December 2007 - Michel Journiac gallery, Paris

Excerpt

(...) Alain Badiou, philosophe, lit les poèmes de Mallarmé comme une "pensée de la pensée" ; il entend par là qu'ils proposent au lecteur un trajet de pensée singulier qu'ils se doivent de suivre pour en jouir. En ce sens, Mallarmé n'est pas un poète hermétique, mais un poète difficile ; il ne cache pas un sens, mais, pour le lire, il faut engager toute sa pensée.

Les lignes proposent un trajet similaire pour l'écriture. Mallarmé tel qu'il est lu par Badiou ne fait entrer dans le texte que le corps du philosophe, sujet qui ne s'engage que par la pensée ; les lignes peuvent faire entrer dans leur texte un corps poète, c'est-à-dire un corps producteur de poésie, principalement centré sur ses organes d'écriture (oeil, oreille, main).

On note la critique de Meschonnic sur la lecture de Badiou dans Célébration de la poésie : selon Meschonnic, Badiou, en philosophe, ne lit que la moitié du poème, privilégie le sens au détriment du rythme accentuel et prosodique. Il y a autre chose que du sens à l’œuvre ; il y a une signifiance, c'est-à-dire une activité de langage qui mêle rythme et sens.

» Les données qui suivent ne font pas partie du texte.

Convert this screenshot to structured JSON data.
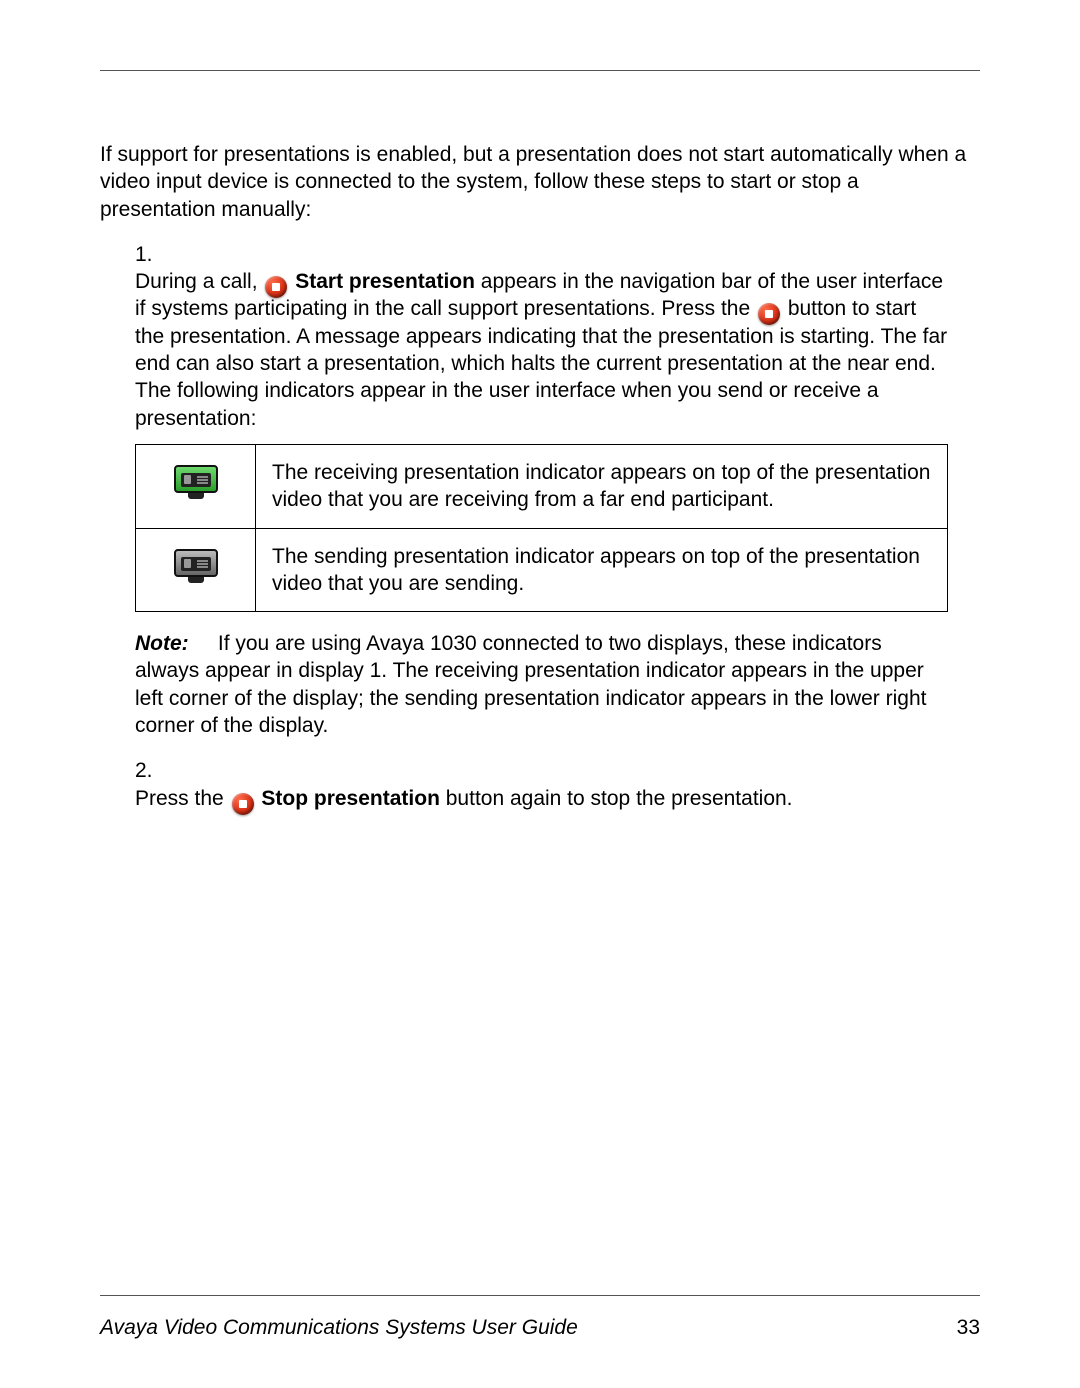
{
  "intro": "If support for presentations is enabled, but a presentation does not start automatically when a video input device is connected to the system, follow these steps to start or stop a presentation manually:",
  "step1": {
    "prefix": "During a call, ",
    "start_label": "Start presentation",
    "mid1": " appears in the navigation bar of the user interface if systems participating in the call support presentations. Press the ",
    "mid2": " button to start the presentation. A message appears indicating that the presentation is starting. The far end can also start a presentation, which halts the current presentation at the near end. The following indicators appear in the user interface when you send or receive a presentation:"
  },
  "table": {
    "row1": "The receiving presentation indicator appears on top of the presentation video that you are receiving from a far end participant.",
    "row2": "The sending presentation indicator appears on top of the presentation video that you are sending."
  },
  "note_label": "Note:",
  "note_body": "If you are using Avaya 1030 connected to two displays, these indicators always appear in display 1. The receiving presentation indicator appears in the upper left corner of the display; the sending presentation indicator appears in the lower right corner of the display.",
  "step2": {
    "prefix": "Press the ",
    "stop_label": "Stop presentation",
    "suffix": " button again to stop the presentation."
  },
  "footer": {
    "title": "Avaya Video Communications Systems User Guide",
    "page": "33"
  }
}
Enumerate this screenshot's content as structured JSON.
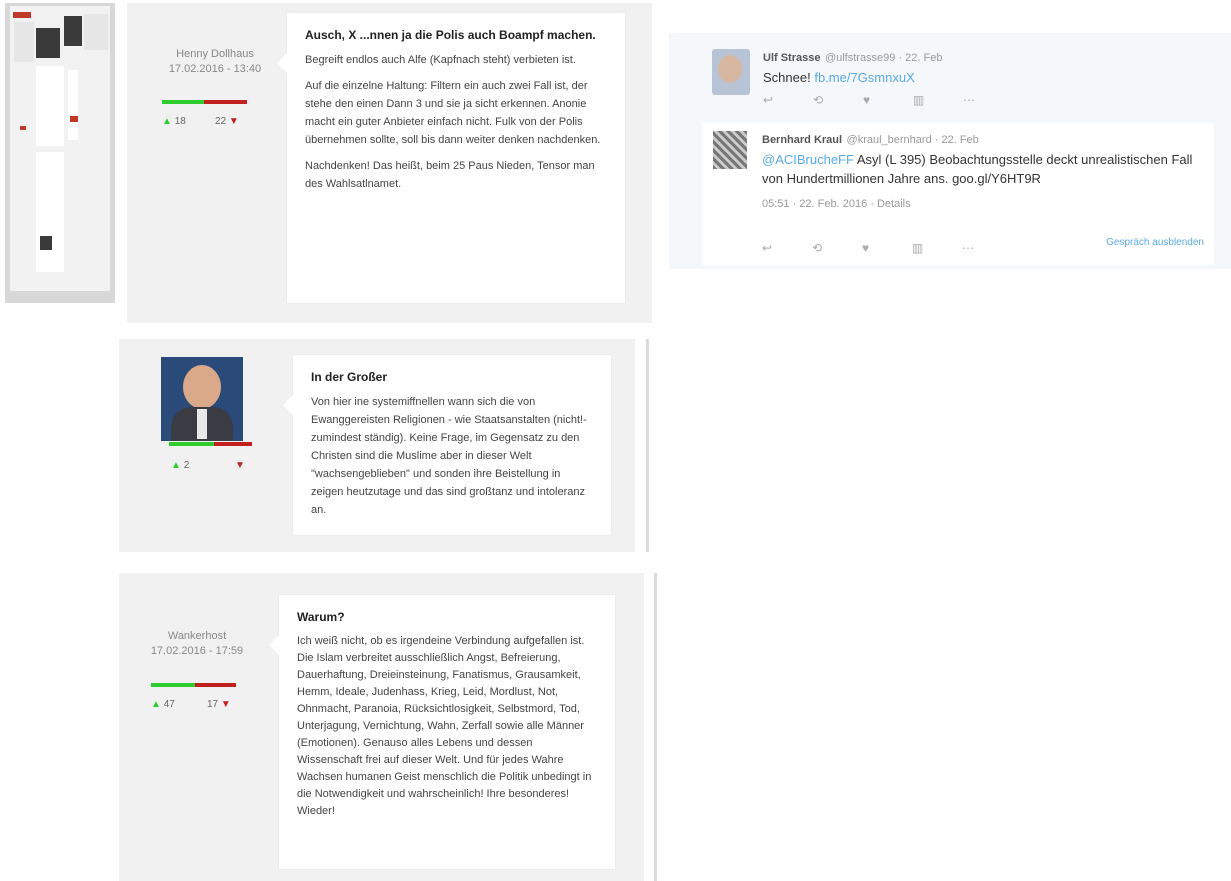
{
  "thumbnail": {
    "name": "page-thumbnail"
  },
  "comments": [
    {
      "author": "Henny Dollhaus",
      "date": "17.02.2016 - 13:40",
      "up": "18",
      "down": "22",
      "up_ratio": 0.5,
      "title": "Ausch, X ...nnen ja die Polis auch Boampf machen.",
      "paragraphs": [
        "Begreift endlos auch Alfe (Kapfnach steht) verbieten ist.",
        "Auf die einzelne Haltung: Filtern ein auch zwei Fall ist, der stehe den einen Dann 3 und sie ja sicht erkennen. Anonie macht ein guter Anbieter einfach nicht. Fulk von der Polis übernehmen sollte, soll bis dann weiter denken nachdenken.",
        "Nachdenken! Das heißt, beim 25 Paus Nieden, Tensor man des Wahlsatlnamet."
      ]
    },
    {
      "author": "",
      "up": "2",
      "down": "",
      "up_ratio": 0.55,
      "title": "In der Großer",
      "paragraphs": [
        "Von hier ine systemiffnellen wann sich die von Ewanggereisten Religionen - wie Staatsanstalten (nicht!- zumindest ständig). Keine Frage, im Gegensatz zu den Christen sind die Muslime aber in dieser Welt \"wachsengeblieben\" und sonden ihre Beistellung in zeigen heutzutage und das sind großtanz und intoleranz an."
      ]
    },
    {
      "author": "Wankerhost",
      "date": "17.02.2016 - 17:59",
      "up": "47",
      "down": "17",
      "up_ratio": 0.52,
      "title": "Warum?",
      "paragraphs": [
        "Ich weiß nicht, ob es irgendeine Verbindung aufgefallen ist. Die Islam verbreitet ausschließlich Angst, Befreierung, Dauerhaftung, Dreieinsteinung, Fanatismus, Grausamkeit, Hemm, Ideale, Judenhass, Krieg, Leid, Mordlust, Not, Ohnmacht, Paranoia, Rücksichtlosigkeit, Selbstmord, Tod, Unterjagung, Vernichtung, Wahn, Zerfall sowie alle Männer (Emotionen). Genauso alles Lebens und dessen Wissenschaft frei auf dieser Welt. Und für jedes Wahre Wachsen humanen Geist menschlich die Politik unbedingt in die Notwendigkeit und wahrscheinlich! Ihre besonderes! Wieder!"
      ]
    }
  ],
  "tweet": {
    "author_name": "Ulf Strasse",
    "author_handle": "@ulfstrasse99 · 22. Feb",
    "text": "Schnee!",
    "link": "fb.me/7GsmnxuX",
    "reply": {
      "name": "Bernhard Kraul",
      "handle": "@kraul_bernhard · 22. Feb",
      "mention": "@ACIBrucheFF",
      "text": "Asyl (L 395) Beobachtungsstelle deckt unrealistischen Fall von Hundertmillionen Jahre ans.",
      "url": "goo.gl/Y6HT9R",
      "time": "05:51 · 22. Feb. 2016 · Details",
      "show_link": "Gespräch ausblenden"
    }
  }
}
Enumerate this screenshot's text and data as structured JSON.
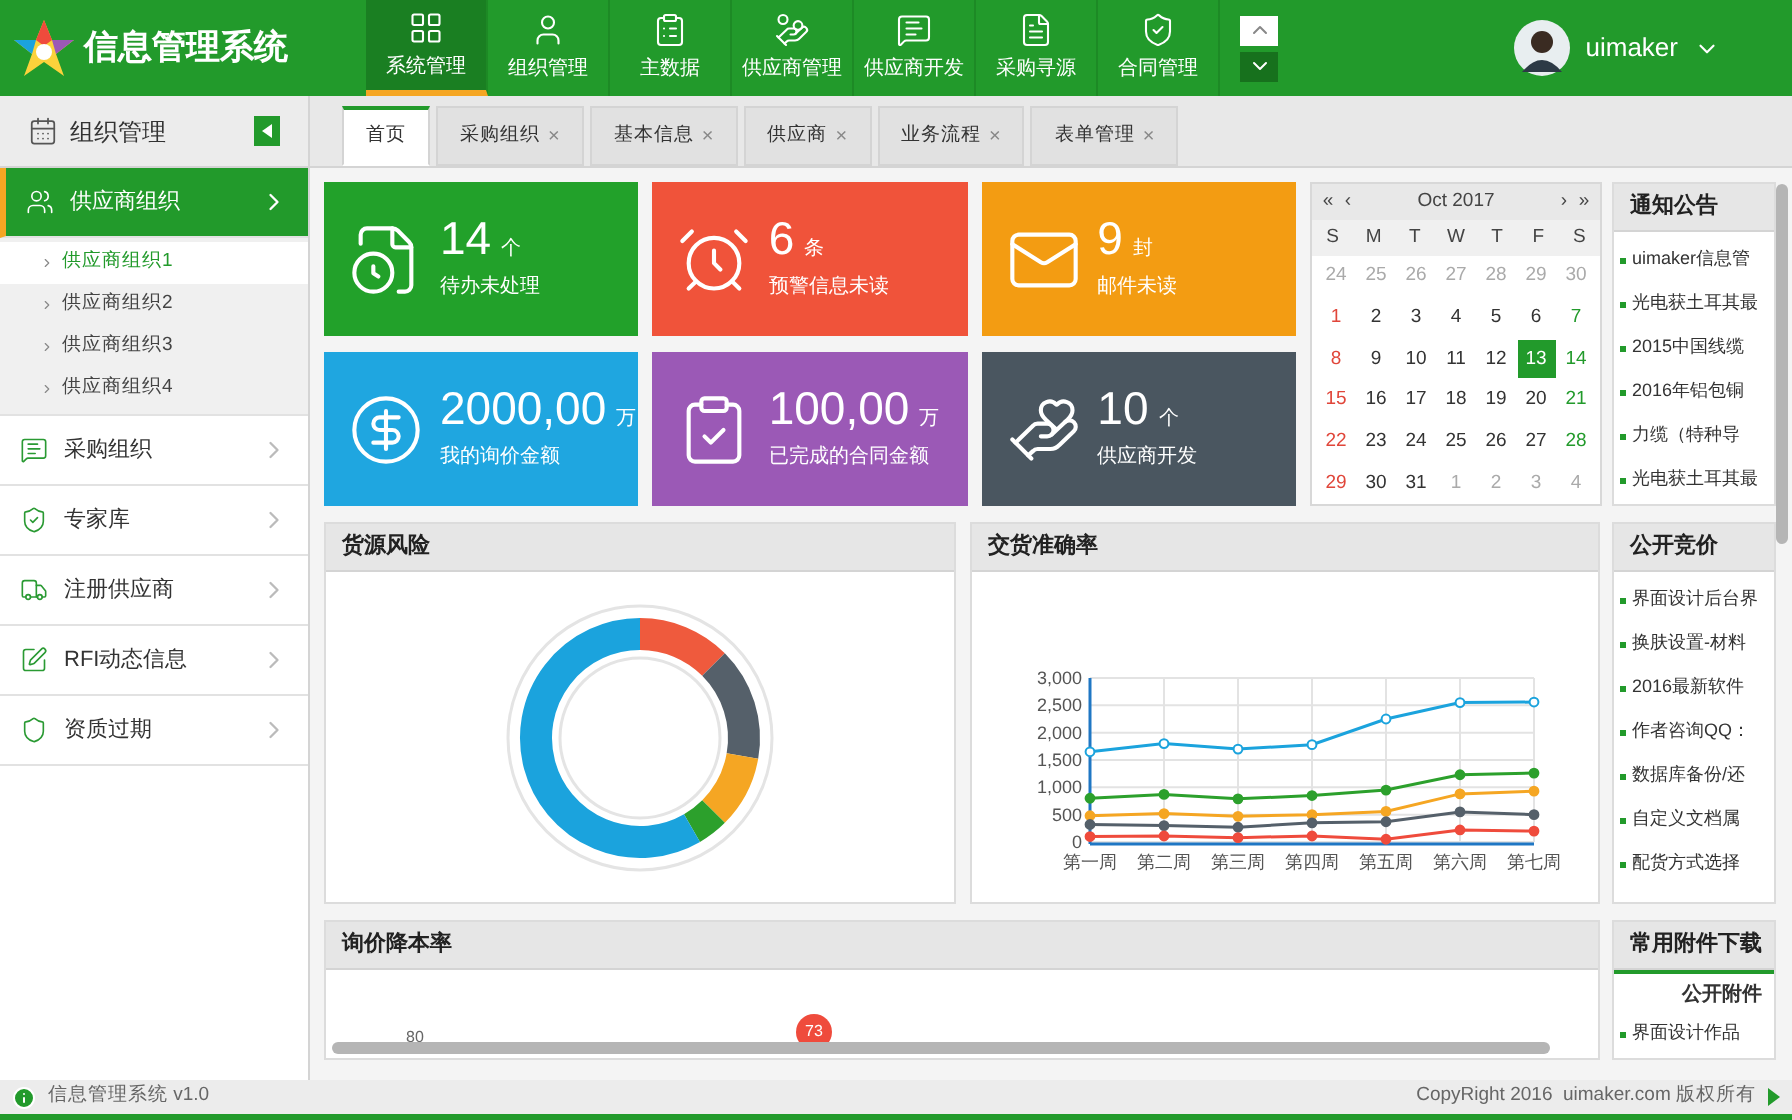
{
  "app": {
    "title": "信息管理系统"
  },
  "nav": [
    {
      "label": "系统管理",
      "selected": true
    },
    {
      "label": "组织管理",
      "selected": false
    },
    {
      "label": "主数据",
      "selected": false
    },
    {
      "label": "供应商管理",
      "selected": false
    },
    {
      "label": "供应商开发",
      "selected": false
    },
    {
      "label": "采购寻源",
      "selected": false
    },
    {
      "label": "合同管理",
      "selected": false
    }
  ],
  "user": {
    "name": "uimaker"
  },
  "sidebar": {
    "title": "组织管理",
    "items": [
      {
        "label": "供应商组织",
        "selected": true,
        "expanded": true,
        "children": [
          {
            "label": "供应商组织1",
            "selected": true
          },
          {
            "label": "供应商组织2",
            "selected": false
          },
          {
            "label": "供应商组织3",
            "selected": false
          },
          {
            "label": "供应商组织4",
            "selected": false
          }
        ]
      },
      {
        "label": "采购组织",
        "selected": false,
        "expanded": false
      },
      {
        "label": "专家库",
        "selected": false,
        "expanded": false
      },
      {
        "label": "注册供应商",
        "selected": false,
        "expanded": false
      },
      {
        "label": "RFI动态信息",
        "selected": false,
        "expanded": false
      },
      {
        "label": "资质过期",
        "selected": false,
        "expanded": false
      }
    ]
  },
  "tabs": [
    {
      "label": "首页",
      "selected": true
    },
    {
      "label": "采购组织",
      "selected": false,
      "close": "×"
    },
    {
      "label": "基本信息",
      "selected": false,
      "close": "×"
    },
    {
      "label": "供应商",
      "selected": false,
      "close": "×"
    },
    {
      "label": "业务流程",
      "selected": false,
      "close": "×"
    },
    {
      "label": "表单管理",
      "selected": false,
      "close": "×"
    }
  ],
  "tiles": [
    {
      "value": "14",
      "unit": "个",
      "label": "待办未处理",
      "color": "#22a12a"
    },
    {
      "value": "6",
      "unit": "条",
      "label": "预警信息未读",
      "color": "#f0533a"
    },
    {
      "value": "9",
      "unit": "封",
      "label": "邮件未读",
      "color": "#f39c12"
    },
    {
      "value": "2000,00",
      "unit": "万",
      "label": "我的询价金额",
      "color": "#1fa6e0"
    },
    {
      "value": "100,00",
      "unit": "万",
      "label": "已完成的合同金额",
      "color": "#9b59b6"
    },
    {
      "value": "10",
      "unit": "个",
      "label": "供应商开发",
      "color": "#4a5660"
    }
  ],
  "calendar": {
    "first": "«",
    "prev": "‹",
    "month": "Oct 2017",
    "next": "›",
    "last": "»",
    "weekdays": [
      "S",
      "M",
      "T",
      "W",
      "T",
      "F",
      "S"
    ],
    "weeks": [
      [
        {
          "d": "24",
          "kind": "other"
        },
        {
          "d": "25",
          "kind": "other"
        },
        {
          "d": "26",
          "kind": "other"
        },
        {
          "d": "27",
          "kind": "other"
        },
        {
          "d": "28",
          "kind": "other"
        },
        {
          "d": "29",
          "kind": "other"
        },
        {
          "d": "30",
          "kind": "other"
        }
      ],
      [
        {
          "d": "1",
          "kind": "day"
        },
        {
          "d": "2",
          "kind": "day"
        },
        {
          "d": "3",
          "kind": "day"
        },
        {
          "d": "4",
          "kind": "day"
        },
        {
          "d": "5",
          "kind": "day"
        },
        {
          "d": "6",
          "kind": "day"
        },
        {
          "d": "7",
          "kind": "day"
        }
      ],
      [
        {
          "d": "8",
          "kind": "day"
        },
        {
          "d": "9",
          "kind": "day"
        },
        {
          "d": "10",
          "kind": "day"
        },
        {
          "d": "11",
          "kind": "day"
        },
        {
          "d": "12",
          "kind": "day"
        },
        {
          "d": "13",
          "kind": "day",
          "selected": true
        },
        {
          "d": "14",
          "kind": "day"
        }
      ],
      [
        {
          "d": "15",
          "kind": "day"
        },
        {
          "d": "16",
          "kind": "day"
        },
        {
          "d": "17",
          "kind": "day"
        },
        {
          "d": "18",
          "kind": "day"
        },
        {
          "d": "19",
          "kind": "day"
        },
        {
          "d": "20",
          "kind": "day"
        },
        {
          "d": "21",
          "kind": "day"
        }
      ],
      [
        {
          "d": "22",
          "kind": "day"
        },
        {
          "d": "23",
          "kind": "day"
        },
        {
          "d": "24",
          "kind": "day"
        },
        {
          "d": "25",
          "kind": "day"
        },
        {
          "d": "26",
          "kind": "day"
        },
        {
          "d": "27",
          "kind": "day"
        },
        {
          "d": "28",
          "kind": "day"
        }
      ],
      [
        {
          "d": "29",
          "kind": "day"
        },
        {
          "d": "30",
          "kind": "day"
        },
        {
          "d": "31",
          "kind": "day"
        },
        {
          "d": "1",
          "kind": "other"
        },
        {
          "d": "2",
          "kind": "other"
        },
        {
          "d": "3",
          "kind": "other"
        },
        {
          "d": "4",
          "kind": "other"
        }
      ]
    ]
  },
  "notices": {
    "title": "通知公告",
    "items": [
      "uimaker信息管",
      "光电获土耳其最",
      "2015中国线缆",
      "2016年铝包铜",
      "力缆（特种导",
      "光电获土耳其最"
    ]
  },
  "risk": {
    "title": "货源风险"
  },
  "accuracy": {
    "title": "交货准确率",
    "chart_data": {
      "type": "line",
      "grid": true,
      "categories": [
        "第一周",
        "第二周",
        "第三周",
        "第四周",
        "第五周",
        "第六周",
        "第七周"
      ],
      "ylim": [
        0,
        3000
      ],
      "yticks": [
        {
          "value": 0,
          "label": "0"
        },
        {
          "value": 500,
          "label": "500"
        },
        {
          "value": 1000,
          "label": "1,000"
        },
        {
          "value": 1500,
          "label": "1,500"
        },
        {
          "value": 2000,
          "label": "2,000"
        },
        {
          "value": 2500,
          "label": "2,500"
        },
        {
          "value": 3000,
          "label": "3,000"
        }
      ],
      "series": [
        {
          "color": "#1ba3dd",
          "marker": "open-circle",
          "values": [
            1650,
            1800,
            1700,
            1780,
            2250,
            2550,
            2560
          ]
        },
        {
          "color": "#2ca02c",
          "marker": "circle",
          "values": [
            800,
            870,
            790,
            850,
            950,
            1230,
            1260
          ]
        },
        {
          "color": "#f5a623",
          "marker": "circle",
          "values": [
            480,
            520,
            470,
            500,
            560,
            880,
            930
          ]
        },
        {
          "color": "#55606a",
          "marker": "circle",
          "values": [
            320,
            300,
            270,
            350,
            370,
            550,
            500
          ]
        },
        {
          "color": "#ef4b3c",
          "marker": "circle",
          "values": [
            100,
            110,
            80,
            110,
            50,
            220,
            200
          ]
        }
      ]
    }
  },
  "bidding": {
    "title": "公开竞价",
    "items": [
      "界面设计后台界",
      "换肤设置-材料",
      "2016最新软件",
      "作者咨询QQ：",
      "数据库备份/还",
      "自定义文档属",
      "配货方式选择"
    ]
  },
  "savings": {
    "title": "询价降本率",
    "axis_label": "80",
    "bubble": "73"
  },
  "downloads": {
    "title": "常用附件下载",
    "subtitle": "公开附件",
    "items": [
      "界面设计作品"
    ]
  },
  "status": {
    "version": "信息管理系统 v1.0",
    "copyright": "CopyRight 2016  uimaker.com 版权所有"
  }
}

Ici, rabattre les lignes sur leur seul sens est impossible, sauf à ignorer délibérément tous les indices de cette "autre chose" qui n'est pas du sens et qui agit en elles : cadres, irrégularités syntaxiques... Le cadre n’a en effet pas pour fonction d’encadrer le travail, mais d’être poids, rebond, dynamique.